Hop Along push their limits on Bark Your Head Off, Dog

Frances Quinlan, frontwoman of Philadelphia rock quartet Hop Along, writes lyrics that raise more questions than they answer. Both of the band’s previous albums – 2012’s Get Disowned and particularly 2015’s terrific Painted Shut – have operated like storybooks, but the tales within have scarcely offered neat, satisfying conclusions; Quinlan’s narratives are cryptic, sometimes autobiographical, occasionally lifted from literature, and almost always streaked with pain. Her songs are constructed around detailed moments of powerlessness, failure, guilt, injustice, cruelty, and so on, but the vagueness surrounding them lends them a universality, a stripping-away of wider context that seems to ask the attentive listener to fill in the blanks themselves and engage with the events described. Even as they deliver blistering performances and shout-along hooks, Hop Along seems to urge you to empathise.

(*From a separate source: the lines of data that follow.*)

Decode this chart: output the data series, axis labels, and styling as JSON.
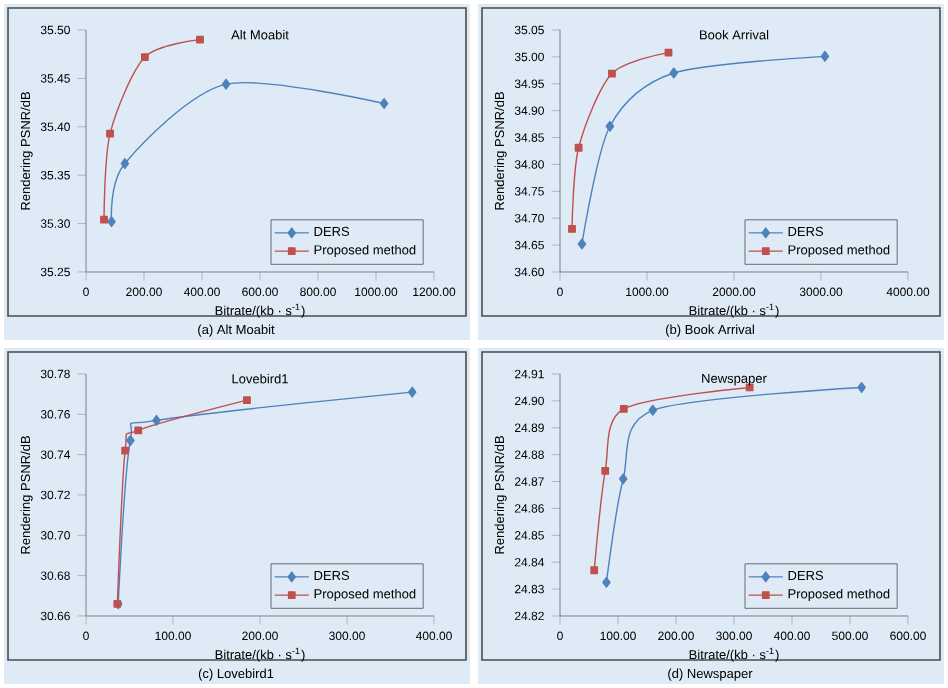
{
  "chart_data": [
    {
      "type": "line",
      "title": "Alt Moabit",
      "xlabel": "Bitrate/(kb · s$^{-1}$)",
      "ylabel": "Rendering PSNR/dB",
      "legend": "bottom right",
      "annotations": [
        "(a) Alt Moabit"
      ],
      "xlim": [
        0,
        1200
      ],
      "xticks": [
        {
          "value": 0,
          "label": "0"
        },
        {
          "value": 200,
          "label": "200.00"
        },
        {
          "value": 400,
          "label": "400.00"
        },
        {
          "value": 600,
          "label": "600.00"
        },
        {
          "value": 800,
          "label": "800.00"
        },
        {
          "value": 1000,
          "label": "1000.00"
        },
        {
          "value": 1200,
          "label": "1200.00"
        }
      ],
      "ylim": [
        35.25,
        35.5
      ],
      "yticks": [
        {
          "value": 35.25,
          "label": "35.25"
        },
        {
          "value": 35.3,
          "label": "35.30"
        },
        {
          "value": 35.35,
          "label": "35.35"
        },
        {
          "value": 35.4,
          "label": "35.40"
        },
        {
          "value": 35.45,
          "label": "35.45"
        },
        {
          "value": 35.5,
          "label": "35.50"
        }
      ],
      "series": [
        {
          "name": "DERS",
          "color": "#4f81bd",
          "marker": "diamond",
          "x": [
            88,
            134,
            483,
            1028
          ],
          "values": [
            35.302,
            35.362,
            35.444,
            35.424
          ]
        },
        {
          "name": "Proposed method",
          "color": "#c0504d",
          "marker": "square",
          "x": [
            62,
            83,
            203,
            393
          ],
          "values": [
            35.304,
            35.393,
            35.472,
            35.49
          ]
        }
      ]
    },
    {
      "type": "line",
      "title": "Book Arrival",
      "xlabel": "Bitrate/(kb · s$^{-1}$)",
      "ylabel": "Rendering PSNR/dB",
      "legend": "bottom right",
      "annotations": [
        "(b) Book Arrival"
      ],
      "xlim": [
        0,
        4000
      ],
      "xticks": [
        {
          "value": 0,
          "label": "0"
        },
        {
          "value": 1000,
          "label": "1000.00"
        },
        {
          "value": 2000,
          "label": "2000.00"
        },
        {
          "value": 3000,
          "label": "3000.00"
        },
        {
          "value": 4000,
          "label": "4000.00"
        }
      ],
      "ylim": [
        34.6,
        35.05
      ],
      "yticks": [
        {
          "value": 34.6,
          "label": "34.60"
        },
        {
          "value": 34.65,
          "label": "34.65"
        },
        {
          "value": 34.7,
          "label": "34.70"
        },
        {
          "value": 34.75,
          "label": "34.75"
        },
        {
          "value": 34.8,
          "label": "34.80"
        },
        {
          "value": 34.85,
          "label": "34.85"
        },
        {
          "value": 34.9,
          "label": "34.90"
        },
        {
          "value": 34.95,
          "label": "34.95"
        },
        {
          "value": 35.0,
          "label": "35.00"
        },
        {
          "value": 35.05,
          "label": "35.05"
        }
      ],
      "series": [
        {
          "name": "DERS",
          "color": "#4f81bd",
          "marker": "diamond",
          "x": [
            252,
            574,
            1308,
            3045
          ],
          "values": [
            34.652,
            34.871,
            34.97,
            35.001
          ]
        },
        {
          "name": "Proposed method",
          "color": "#c0504d",
          "marker": "square",
          "x": [
            138,
            214,
            597,
            1247
          ],
          "values": [
            34.68,
            34.831,
            34.969,
            35.008
          ]
        }
      ]
    },
    {
      "type": "line",
      "title": "Lovebird1",
      "xlabel": "Bitrate/(kb · s$^{-1}$)",
      "ylabel": "Rendering PSNR/dB",
      "legend": "bottom right",
      "annotations": [
        "(c) Lovebird1"
      ],
      "xlim": [
        0,
        400
      ],
      "xticks": [
        {
          "value": 0,
          "label": "0"
        },
        {
          "value": 100,
          "label": "100.00"
        },
        {
          "value": 200,
          "label": "200.00"
        },
        {
          "value": 300,
          "label": "300.00"
        },
        {
          "value": 400,
          "label": "400.00"
        }
      ],
      "ylim": [
        30.66,
        30.78
      ],
      "yticks": [
        {
          "value": 30.66,
          "label": "30.66"
        },
        {
          "value": 30.68,
          "label": "30.68"
        },
        {
          "value": 30.7,
          "label": "30.70"
        },
        {
          "value": 30.72,
          "label": "30.72"
        },
        {
          "value": 30.74,
          "label": "30.74"
        },
        {
          "value": 30.76,
          "label": "30.76"
        },
        {
          "value": 30.78,
          "label": "30.78"
        }
      ],
      "series": [
        {
          "name": "DERS",
          "color": "#4f81bd",
          "marker": "diamond",
          "x": [
            37,
            51,
            81,
            375
          ],
          "values": [
            30.666,
            30.747,
            30.757,
            30.771
          ]
        },
        {
          "name": "Proposed method",
          "color": "#c0504d",
          "marker": "square",
          "x": [
            36,
            45,
            60,
            185
          ],
          "values": [
            30.666,
            30.742,
            30.752,
            30.767
          ]
        }
      ]
    },
    {
      "type": "line",
      "title": "Newspaper",
      "xlabel": "Bitrate/(kb · s$^{-1}$)",
      "ylabel": "Rendering PSNR/dB",
      "legend": "bottom right",
      "annotations": [
        "(d) Newspaper"
      ],
      "xlim": [
        0,
        600
      ],
      "xticks": [
        {
          "value": 0,
          "label": "0"
        },
        {
          "value": 100,
          "label": "100.00"
        },
        {
          "value": 200,
          "label": "200.00"
        },
        {
          "value": 300,
          "label": "300.00"
        },
        {
          "value": 400,
          "label": "400.00"
        },
        {
          "value": 500,
          "label": "500.00"
        },
        {
          "value": 600,
          "label": "600.00"
        }
      ],
      "ylim": [
        24.82,
        24.91
      ],
      "yticks": [
        {
          "value": 24.82,
          "label": "24.82"
        },
        {
          "value": 24.83,
          "label": "24.83"
        },
        {
          "value": 24.84,
          "label": "24.84"
        },
        {
          "value": 24.85,
          "label": "24.85"
        },
        {
          "value": 24.86,
          "label": "24.86"
        },
        {
          "value": 24.87,
          "label": "24.87"
        },
        {
          "value": 24.88,
          "label": "24.88"
        },
        {
          "value": 24.89,
          "label": "24.89"
        },
        {
          "value": 24.9,
          "label": "24.90"
        },
        {
          "value": 24.91,
          "label": "24.91"
        }
      ],
      "series": [
        {
          "name": "DERS",
          "color": "#4f81bd",
          "marker": "diamond",
          "x": [
            80,
            109,
            160,
            520
          ],
          "values": [
            24.8325,
            24.871,
            24.8965,
            24.905
          ]
        },
        {
          "name": "Proposed method",
          "color": "#c0504d",
          "marker": "square",
          "x": [
            59,
            78,
            110,
            327
          ],
          "values": [
            24.837,
            24.874,
            24.897,
            24.905
          ]
        }
      ]
    }
  ]
}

On their latest outing, Bark Your Head Off, Dog, the stories contained within the songs feel more abstract than ever; they are briefer, more enigmatic scenes, sometimes just dreamlike sequences of images and feelings. Peppy opening track ‘How Simple’ hints at the aftermath of a breakup, but doubles as a meditation on the anxiety of ageing, while ‘Somewhere a Judge’ makes an unusually specific reference to the plan by the state of Arkansas to mass-execute eight men within eleven days; in her frustrated imagining of “a judge stretch[ing] himself out on fine tropical sand”, Quinlan returns to the topic of powerful men, one of her recurring thematic interests. It crops up again on ‘How You Got Your Limp’, ‘Not Abel’, and ‘One That Suits Me’, yet her handling of these figures is rarely directly accusatory as much as it is melancholy; “So strange to be shaped by such strange men” she muses more than once across the album’s nine tracks.

Quinlan’s lyrics are filled with apparent banalities – minor altercations, dying animals, car journeys, even brief glances which remain with people for lifetimes

The climax of the record, however, occurs on the penultimate track, ‘Look of Love’, wherein Quinlan recalls the death of a noisy neighbourhood dog and the feelings of both relief and guilt that it inspired in her. Her lyrics are filled with incidents just like this, apparent banalities – minor altercations, dying animals, car journeys, even brief glances – understood as the stuff which remains with people for years, even lifetimes.

Despite the thematic consistency between Bark Your Head Off and Hop Along’s previous output, there is a noticeable shift in their sound; the music feels lighter, shedding much of the noise and blunt intensity of the band’s older work and opting for a more restrained compositional style. The technical skill of each member is obvious but exercised less wildly; there are fewer rowdy guitar solos, and Quinlan’s delivery is less ferocious, though her voice retains its characteristic sandpaper-like quality and astonishing emotional potency. While far from a direct transition to pop, the album certainly presents Hop Along at their most accessible, and the decision to slightly relax the aggression of their previous albums will perhaps alienate a portion of their audience. However, it also allows the band to convey prettier moments with more conviction, particularly on the gentle, folky ‘How You Got Your Limp’ and ‘Look of Love’, which culminates in a blissful jam of angelic backing vocals and guitars that seem to wash over each other.

Flirtations with synthesisers, drum machines, and vocoders feel less essential but add a pleasant sense of variety to the band’s textures

As if to compensate for their breezier-than-usual style, the band chooses to incorporate a wealth of new instrumentation that fits into their soundscape with surprising elegance. String arrangements on tracks like ‘Prior Things’ and ‘Not Abel’ feel like natural extensions of their rustic sound, rather than clumsy ornamentations; in particular, the thicket of harp and violins on the first half of ‘Not Abel’, as well as Quinlan’s vocal approach, feel indebted to the theatrical bent of Joanna Newsom’s music. Flirtations with synthesisers, drum machines, and vocoders feel less essential, but add a pleasant sense of variety to the band’s textures, especially in the watery keys of ‘How You Got Your Limp’ and the clattering percussion that introduces ‘The Fox in Motion’.

There are weak points here and there – tracks four through six deserve better endings than the fadeouts they get – but they feel insignificant in comparison to the album’s many highlights. Hop Along challenge themselves with bigger, bolder arrangements while retaining their strengths in terrific songcraft, thoughtful lyricism and precise, electrifying performances; Bark Your Head Off, Dog is an exhilarating, evocative listen and a worthy addition to the catalogue of one of the decade’s most compelling rock groups. Quinlan sings knowing that her bleakest thoughts and memories will always be with her, but she and her bandmates are as adept as ever at channelling those feelings into something captivating.